Ten years ago as a high school student in North Carolina, I did not learn about the historic Stonewall Riots that occurred in the summer of 1969 that sparked the modern queer liberation movement. In fact, as a student, I had no conception of a modern queer liberation movement beyond the demand for marriage equality, which was not achieved until 2015.
To say that LGBTQIA+ movements are barely covered in North Carolina history curricula is an understatement: LGBTQIA+ issues are largely ignored in all school subjects, especially sexual education. For those and other reasons, I spent a lot of time questioning my sexuality and felt pressure to determine into which neat category I could fit myself.
Erasure of bisexual people from popular culture is an ongoing phenomenon, and as such, bisexual people are more likely to experience depression, anxiety, intimate partner violence, and other health disparities. Still, I am proud to be a Black bisexual woman at this crucial point in society because Pride is different this year for several reasons, including the coronavirus pandemic and the unrest gripping the nation.
Rather than the usual monthlong celebration with rainbows adorning everything, this June we’re forced to reckon with the true history of resistance within the LGTBQIA+ community and the importance of Black queer and trans activists in the fight for equality. It may be hard to accept because it goes against what we have been taught about social change in this country, but the modern movement for queer liberation began with a series of riots against an oppressive police force. The remnants of those oppressive forces still exist today, and we would be wise to learn from the past if we truly want to build a better future.
My heart aches for the people across our state and country who have flooded the streets to demand that police and vigilantes stop abusing and killing Black people. What initially started as protests in Minneapolis responding to the brutal murder of George Floyd at the hands of police has spread into a global network of demonstrations against police brutality, including in my home of Charlotte, North Carolina.
The images flooding social media of militarized police officers harming citizens in the name of justice reminds me that Black people have been fighting for the right to live without state violence – in the form of environmental injustice, restrictive reproductive health policies, government surveillance, etc. – for centuries.
To decry riots and looting ignores the truth that peaceful protests alone have not always changed the hearts and minds of people in power. Just ask Colin Kaepernick. Although Dr. Martin Luther King II showed the nation that nonviolent demonstrations are a powerful tool for change, he was ultimately assassinated for his beliefs of a future where all men would truly be equal. The painful irony of using his message in this moment is that Black people have always been given incremental civil rights while so many of our movement’s leaders still suffer at the hands of white supremacy.
My high school history textbooks, with its black-and-white photos of Black students defiantly eating at lunch counters in the South, failed to include images of Marsha P. Johnson and Sylvia Rivera, two trans women of color who were on the forefront of the movement for queer liberation. Although we may now condemn the violence experienced by LGBTQIA+ people in 1969 New York City, the New York Police Department never issued an apology for its malicious mistreatment of queer people until June 2019 – fifty years after the historic uprising took place!
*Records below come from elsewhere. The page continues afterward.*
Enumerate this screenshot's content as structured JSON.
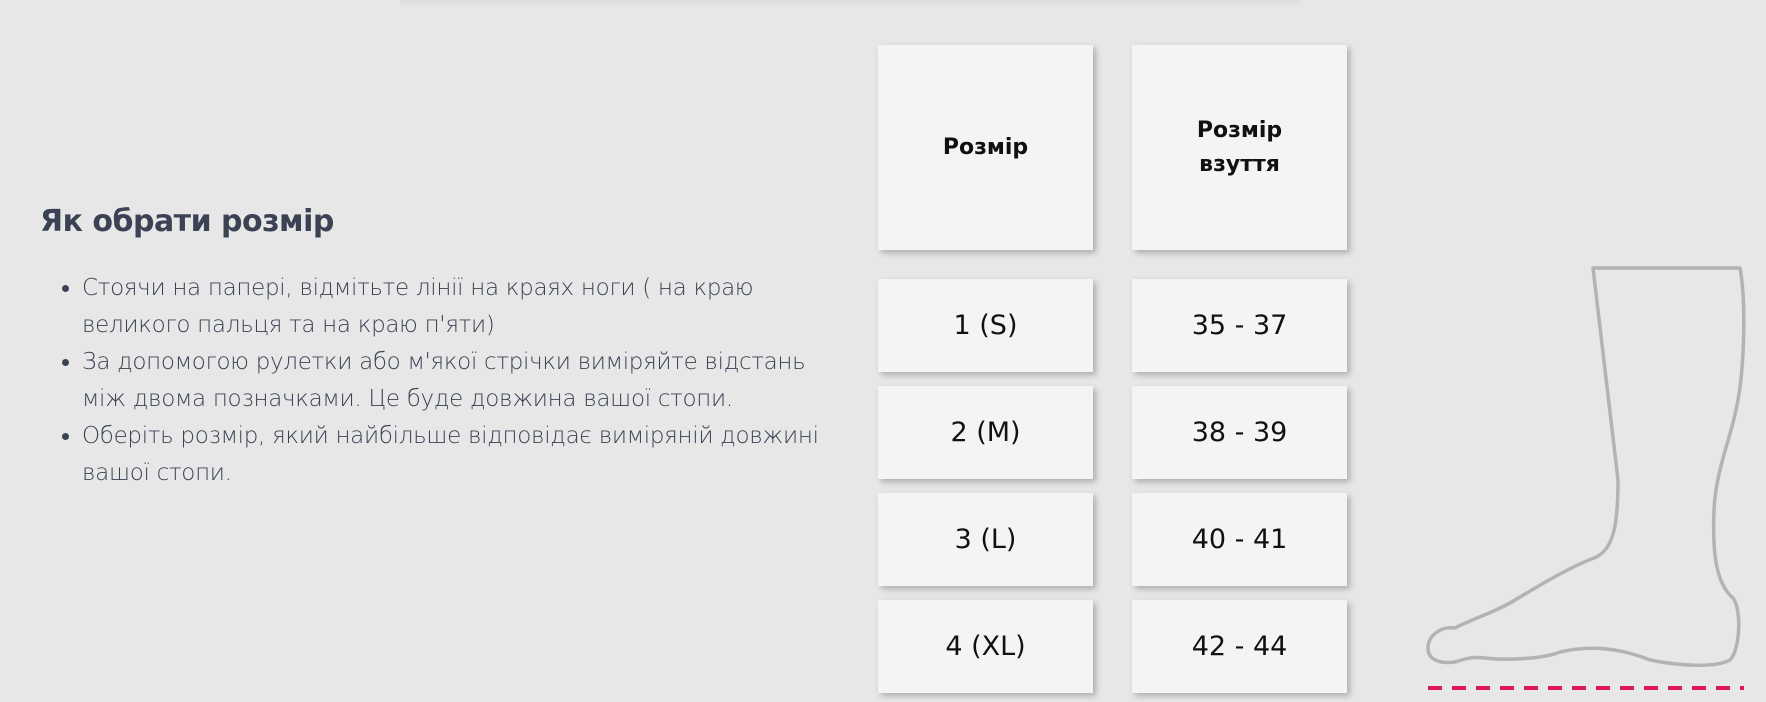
{
  "section": {
    "title": "Як обрати розмір",
    "steps": [
      "Стоячи на папері, відмітьте лінії на краях ноги ( на краю великого пальця та на краю п'яти)",
      "За допомогою рулетки або м'якої стрічки виміряйте відстань між двома позначками. Це буде довжина вашої стопи.",
      "Оберіть розмір, який найбільше відповідає виміряній довжині вашої стопи."
    ]
  },
  "table": {
    "headers": [
      "Розмір",
      "Розмір взуття"
    ],
    "rows": [
      [
        "1 (S)",
        "35 - 37"
      ],
      [
        "2 (M)",
        "38 - 39"
      ],
      [
        "3 (L)",
        "40 - 41"
      ],
      [
        "4 (XL)",
        "42 - 44"
      ]
    ]
  },
  "colors": {
    "background": "#e7e7e7",
    "heading": "#3a4254",
    "outline": "#b3b3b3",
    "measure_line": "#e0185a"
  }
}
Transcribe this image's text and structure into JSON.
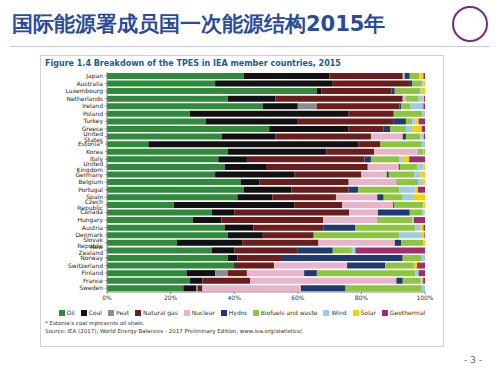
{
  "slide": {
    "title": "国际能源署成员国一次能源结构2015年",
    "page": "- 3 -"
  },
  "chart_data": {
    "type": "bar",
    "title": "Figure 1.4  Breakdown of the TPES in IEA member countries, 2015",
    "orientation": "horizontal",
    "stacked": true,
    "grid": false,
    "legend": "bottom",
    "categories": [
      "Japan",
      "Australia",
      "Luxembourg",
      "Netherlands",
      "Ireland",
      "Poland",
      "Turkey",
      "Greece",
      "United States",
      "Estonia*",
      "Korea",
      "Italy",
      "United Kingdom",
      "Germany",
      "Belgium",
      "Portugal",
      "Spain",
      "Czech Republic",
      "Canada",
      "Hungary",
      "Austria",
      "Denmark",
      "Slovak Republic",
      "New Zealand",
      "Norway",
      "Switzerland",
      "Finland",
      "France",
      "Sweden"
    ],
    "xlim": [
      0,
      100
    ],
    "xticks": [
      {
        "value": 0,
        "label": "0%"
      },
      {
        "value": 20,
        "label": "20%"
      },
      {
        "value": 40,
        "label": "40%"
      },
      {
        "value": 60,
        "label": "60%"
      },
      {
        "value": 80,
        "label": "80%"
      },
      {
        "value": 100,
        "label": "100%"
      }
    ],
    "series": [
      {
        "name": "Oil",
        "color": "#2f8a3c",
        "values": [
          43,
          34,
          66,
          38,
          49,
          26,
          31,
          51,
          36,
          13,
          38,
          35,
          37,
          34,
          42,
          43,
          41,
          21,
          33,
          27,
          37,
          38,
          22,
          33,
          38,
          40,
          25,
          26,
          24
        ]
      },
      {
        "name": "Coal",
        "color": "#111111",
        "values": [
          27,
          37,
          1.5,
          15,
          11,
          50,
          29,
          25,
          17,
          66,
          31,
          9,
          13,
          25,
          6,
          15,
          11,
          38,
          7,
          9,
          9,
          11,
          20.5,
          7,
          3,
          0.5,
          9,
          4,
          4
        ]
      },
      {
        "name": "Peat",
        "color": "#8c8c8c",
        "values": [
          0,
          0,
          0,
          0,
          6,
          0,
          0,
          0,
          0,
          0,
          0,
          0,
          0,
          0,
          0,
          0,
          0,
          0,
          0,
          0,
          0,
          0,
          0,
          0,
          0,
          0,
          4,
          0,
          0.5
        ]
      },
      {
        "name": "Natural gas",
        "color": "#6b1c1c",
        "values": [
          23,
          24,
          22,
          40,
          26,
          14,
          30,
          11,
          30,
          7,
          15,
          37,
          32,
          21,
          28,
          18,
          20,
          15,
          36.2,
          32,
          22,
          16,
          24,
          20,
          14,
          12,
          6,
          15,
          1.5
        ]
      },
      {
        "name": "Nuclear",
        "color": "#e9b3c9",
        "values": [
          0.6,
          0,
          0,
          1,
          0,
          0,
          0,
          0,
          10,
          0,
          14,
          0,
          9.8,
          8,
          15,
          0,
          13,
          16,
          9,
          17,
          0,
          0,
          24,
          0,
          0,
          23,
          18,
          46,
          31
        ]
      },
      {
        "name": "Hydro",
        "color": "#1f3a6e",
        "values": [
          1.6,
          1,
          1,
          0,
          0.5,
          0.2,
          4,
          2,
          1,
          0,
          0.2,
          2,
          0.3,
          0.6,
          0.1,
          3,
          2,
          0.4,
          10,
          0.1,
          10,
          0,
          2,
          11,
          38,
          12,
          4,
          2,
          14
        ]
      },
      {
        "name": "Biofuels and waste",
        "color": "#8cc63f",
        "values": [
          3,
          3,
          8,
          4,
          3,
          9,
          2,
          5,
          4.5,
          13,
          1.3,
          9,
          5.5,
          8,
          6.7,
          13,
          6,
          9,
          4,
          11,
          19,
          27,
          7,
          6,
          6,
          9,
          31,
          5.5,
          24
        ]
      },
      {
        "name": "Wind",
        "color": "#9fcbe3",
        "values": [
          0.1,
          0.5,
          0.5,
          1.3,
          4,
          0.8,
          1,
          2,
          0.8,
          1,
          0.1,
          1,
          2,
          2,
          1.5,
          5,
          3.5,
          0.1,
          0.7,
          0.3,
          1.5,
          7,
          0,
          1,
          1,
          0,
          1,
          0.6,
          1
        ]
      },
      {
        "name": "Solar",
        "color": "#f2d400",
        "values": [
          1.2,
          0.5,
          1,
          0.4,
          0,
          0,
          1,
          3,
          0.3,
          0,
          0.3,
          2,
          0.4,
          1.4,
          0.7,
          0.8,
          3.5,
          0.5,
          0.1,
          0.1,
          1,
          0.8,
          0.5,
          0.1,
          0,
          1,
          0,
          0.3,
          0
        ]
      },
      {
        "name": "Geothermal",
        "color": "#9e2f6a",
        "values": [
          0.5,
          0,
          0,
          0.3,
          0.5,
          0,
          2,
          1,
          0.4,
          0,
          0.1,
          5,
          0,
          0,
          0,
          2.2,
          0,
          0,
          0,
          3.5,
          0.5,
          0.2,
          0,
          21.9,
          0,
          2.5,
          2,
          0.6,
          0
        ]
      }
    ],
    "notes": [
      "* Estonia's coal represents oil shale.",
      "Source: IEA (2017), World Energy Balances - 2017 Preliminary Edition, www.iea.org/statistics/."
    ]
  }
}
In North Carolina, indeed in Charlotte, trans women still face housing, unemployment, and healthcare inequality at disproportionate rates; in no way is the right to marriage equality the end of the struggle for queer people.
Make no mistake, when we say that Black Lives Matter, we include Black queer lives because too often our names are forgotten. Tony McDade. Nina Pop. So many others. In the fight for LGBTQIA+ liberation, I cannot be complacent with marriage equality while so many of my queer siblings face employment discrimination, violence and erasure from history’s narrative. We have to voice our frustrations because they are valid and we deserve to be heard!
It should come as no surprise that people will riot when no one listens – it is what MLK called “the language of the unheard” – and the loss of physical property on land that was stolen from Indigenous people should not bother anyone more than the loss of irreplaceable lives.
Police should not arrest, tear gas and/or shoot people for expressing their rights to assemble and dissent, nor should they escalate violence and wear riot gear when most demonstrations have been peaceful. Still, as long as our democracy exists there are other tools to use: I am working to make sure people in our state can safely vote without barriers caused by the coronavirus pandemic, and I know that after November the work to liberate Black queer people will not be complete.
Continuing to protest, to call elected officials and demand policy solutions to improve Black lives is what Common Cause North Carolina supports to hold power accountable. I seek stories from the past to understand the role of collectives in the fight for liberation, and I know I am not free until the most oppressed amongst us are free.
This Pride Month, the history of LGBTQIA+ resistance is inescapable, and I know I will be on the right side of history because I choose to support a world where all people truly are equal.
Trey Chanel Gibson is an organizer and writer with a passion for reproductive justice and imagining a world without borders and the Prison Industrial Complex. She enjoys art, reading about history, and working to strengthen democracy so that all people’s voices can be heard in the political process.